Museum Announces Opening of 'Machine Project - The Platinum Collection (Live by Special Request)'
Beginning September 19, The Frances Young Tang Teaching Museum and Art Gallery at Skidmore College will present the exhibition Machine Project — The Platinum Collection (Live by Special Request), on view through Jan. 3, 2016.
Founded in 2003 by Mark Allen, the Los Angeles-based collaborative Machine Project has worked with hundreds of artists and institutions over the last twelve years to create new ways of seeing and thinking about the world. The organization describes its mission as “collaborating with artists, thinkers, and local communities to produce non-commercial projects that investigate art, performance, technology, science, music, literature, and new ideas for creative engagement.”
Machine Project — The Platinum Collection (Live by Special Request) will feature works generated by Allen and a group of artist collaborators on-site at the Tang Museum, responding to the campus and local community. The exhibition is both a reflection and a continuation of Machine Project’s ongoing exploration of collaborative ways of working. While in residence, Allen will inhabit the Tang in multiple ways: the gallery will be augmented with a theater and Machine Project offices, the elevator will become a listening station for the Field Guide to Poets of the Machine Project Region, and Allen himself will camp in a tent on the roof.
"We are delighted to welcome Mark Allen back to Skidmore College and to the Tang, and that he and his collaborators will engage with our visitors in new and exciting ways," said Dayton Director Ian Berry. "Machine Project’s approach of creating new work with people on campus and from the surrounding community fits perfectly with the Tang's long-standing tradition of experimentation and participation. That all of this will happen with a Skidmore alumnus makes our fifteenth anniversary year all the more special."
"Mark Allen has been a wonderful collaborator because he brings to the museum a kind of radical openness that allows for all kinds of risk-taking," said Rachel Seligman, Assistant Director for Curatorial Affairs. "To take one example, he will be converting a section of a gallery into his office space—and he will be working there during regular museum hours.
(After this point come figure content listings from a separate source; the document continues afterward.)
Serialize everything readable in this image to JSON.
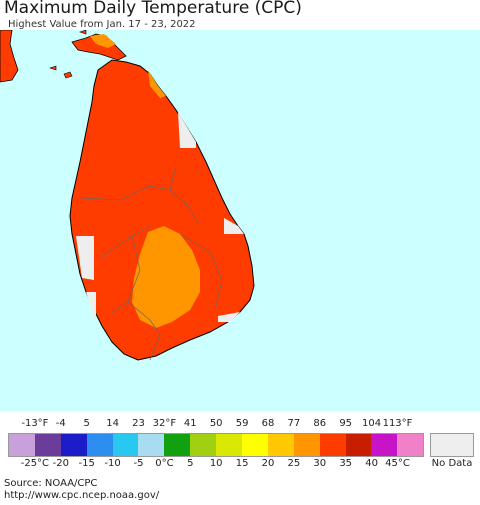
{
  "header": {
    "title": "Maximum Daily Temperature (CPC)",
    "subtitle": "Highest Value from Jan. 17 - 23, 2022"
  },
  "legend": {
    "fahrenheit_labels": [
      "-13°F",
      "-4",
      "5",
      "14",
      "23",
      "32°F",
      "41",
      "50",
      "59",
      "68",
      "77",
      "86",
      "95",
      "104",
      "113°F"
    ],
    "celsius_labels": [
      "-25°C",
      "-20",
      "-15",
      "-10",
      "-5",
      "0°C",
      "5",
      "10",
      "15",
      "20",
      "25",
      "30",
      "35",
      "40",
      "45°C"
    ],
    "colors": [
      "#c8a0dc",
      "#6a3d9a",
      "#1c1cc8",
      "#2e8ef0",
      "#28c8f0",
      "#a8dcf0",
      "#10a010",
      "#a0d010",
      "#d8e800",
      "#ffff00",
      "#ffc800",
      "#ff9600",
      "#ff3c00",
      "#c81e00",
      "#c814c8",
      "#f080c8"
    ],
    "no_data_label": "No Data",
    "no_data_color": "#eeeeee"
  },
  "map": {
    "ocean_color": "#ccffff",
    "land_main_color": "#ff3c00",
    "land_hot_color": "#ff9600",
    "land_nodata_color": "#eeeeee"
  },
  "footer": {
    "source_line": "Source: NOAA/CPC",
    "url_line": "http://www.cpc.ncep.noaa.gov/"
  }
}
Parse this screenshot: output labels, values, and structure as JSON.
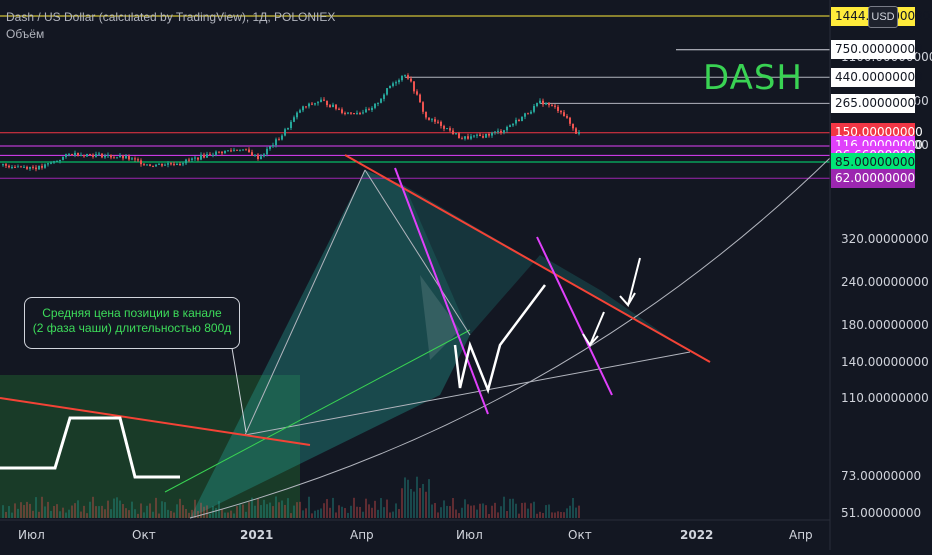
{
  "header": {
    "title": "Dash / US Dollar (calculated by TradingView), 1Д, POLONIEX",
    "volume_label": "Объём",
    "currency_badge": "USD"
  },
  "annotations": {
    "dash_label": "DASH",
    "callout_line1": "Средняя цена позиции в канале",
    "callout_line2": "(2 фаза чаши) длительностью 800д"
  },
  "chart_data": {
    "type": "line",
    "yscale": "log",
    "ylim": [
      48,
      1600
    ],
    "y_tick_labels": [
      "1100.00000000",
      "880.00000000",
      "600.00000000",
      "320.00000000",
      "240.00000000",
      "180.00000000",
      "140.00000000",
      "110.00000000",
      "73.00000000",
      "51.00000000"
    ],
    "x_tick_labels": [
      "Июл",
      "Окт",
      "2021",
      "Апр",
      "Июл",
      "Окт",
      "2022",
      "Апр"
    ],
    "price_levels": [
      {
        "value": 1444,
        "label": "1444.00000000",
        "bg": "#ffeb3b",
        "fg": "#131722"
      },
      {
        "value": 750,
        "label": "750.00000000",
        "bg": "#ffffff",
        "fg": "#131722"
      },
      {
        "value": 440,
        "label": "440.00000000",
        "bg": "#ffffff",
        "fg": "#131722"
      },
      {
        "value": 265,
        "label": "265.00000000",
        "bg": "#ffffff",
        "fg": "#131722"
      },
      {
        "value": 150,
        "label": "150.00000000",
        "bg": "#f23645",
        "fg": "#ffffff"
      },
      {
        "value": 116,
        "label": "116.00000000",
        "bg": "#e040fb",
        "fg": "#ffffff"
      },
      {
        "value": 96.66,
        "label": "96.66000000",
        "bg": "#e040fb",
        "fg": "#ffffff"
      },
      {
        "value": 85,
        "label": "85.00000000",
        "bg": "#00e676",
        "fg": "#131722"
      },
      {
        "value": 62,
        "label": "62.00000000",
        "bg": "#9c27b0",
        "fg": "#ffffff"
      }
    ],
    "colors": {
      "background": "#131722",
      "candle_up": "#26a69a",
      "candle_down": "#ef5350",
      "trendline": "#f44336",
      "channel": "#e040fb",
      "path": "#ffffff",
      "text_green": "#39d353"
    }
  }
}
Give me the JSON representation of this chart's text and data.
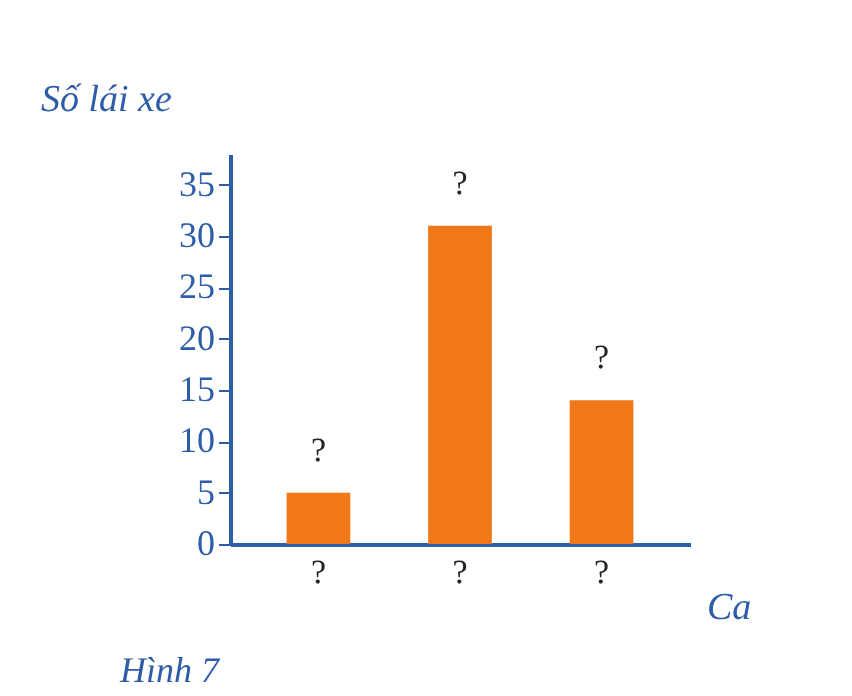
{
  "chart_data": {
    "type": "bar",
    "ylabel": "Số lái xe",
    "xlabel": "Ca",
    "annotations": [
      "Hình 7"
    ],
    "categories": [
      "?",
      "?",
      "?"
    ],
    "values": [
      5,
      31,
      14
    ],
    "color": "#f07818",
    "value_labels": [
      "?",
      "?",
      "?"
    ],
    "ylim": [
      0,
      38
    ],
    "yticks": [
      0,
      5,
      10,
      15,
      20,
      25,
      30,
      35
    ],
    "grid": false
  }
}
In doing so, he not only makes himself accessible to whatever public encounter will come his way, but he also collapses the traditional museum boundaries of private office space and public gallery space, thus foregrounding the participatory nature of his art-making practice."
Mark Allen is an artist, educator, and curator based in Los Angeles. He is the founder and executive director of Machine Project, a nonprofit performance and installation space investigating art, technology, natural history, science, music, literature, and food in a modest storefront gallery in the Echo Park neighborhood of Los Angeles. Machine Project also operates as an informal team of artists who collaborate to present work at locations ranging from beaches to museums to parking lots. Under his direction, Machine has produced shows with institutions such as the Los Angeles County Museum of Art, the Museum of Contemporary Art in Denver, the Contemporary Art Museum St. Louis, and the Walker Museum in Minneapolis. He has produced over 500 events in Los Angeles at the Machine Project storefront space, and recently concluded a yearlong artist residency addressing topics of public engagement at the Hammer Museum at UCLA.
Prior to opening Machine, Allen was involved with several alternative arts groups as a curator, board member, and director, and co-founded the Los Angeles new media collective c-level. He has taught at the California Institute of the Arts and the University of California San Diego, and is currently an Associate Professor of Art at Pomona College, where he teaches, “Foundations of 2D design,” “Junior/Senior Art seminar,” “Performance in Contemporary Art,” and “Artist as Curator, Artist as Organizer.” He serves on the Board of Directors of the Andy Warhol Foundation for the Visual Arts in New York, and served for three years as a member of the Artist Advisory Board of the Hammer Museum in Los Angeles. Allen received his MFA from the California Institute of the Arts in 1999.
Machine Project — The Platinum Collection (Live by Special Request) is organized by Rachel Seligman, Assistant Director for Curatorial Affairs, in collaboration with Machine Project, and is supported by the Friends of the Tang.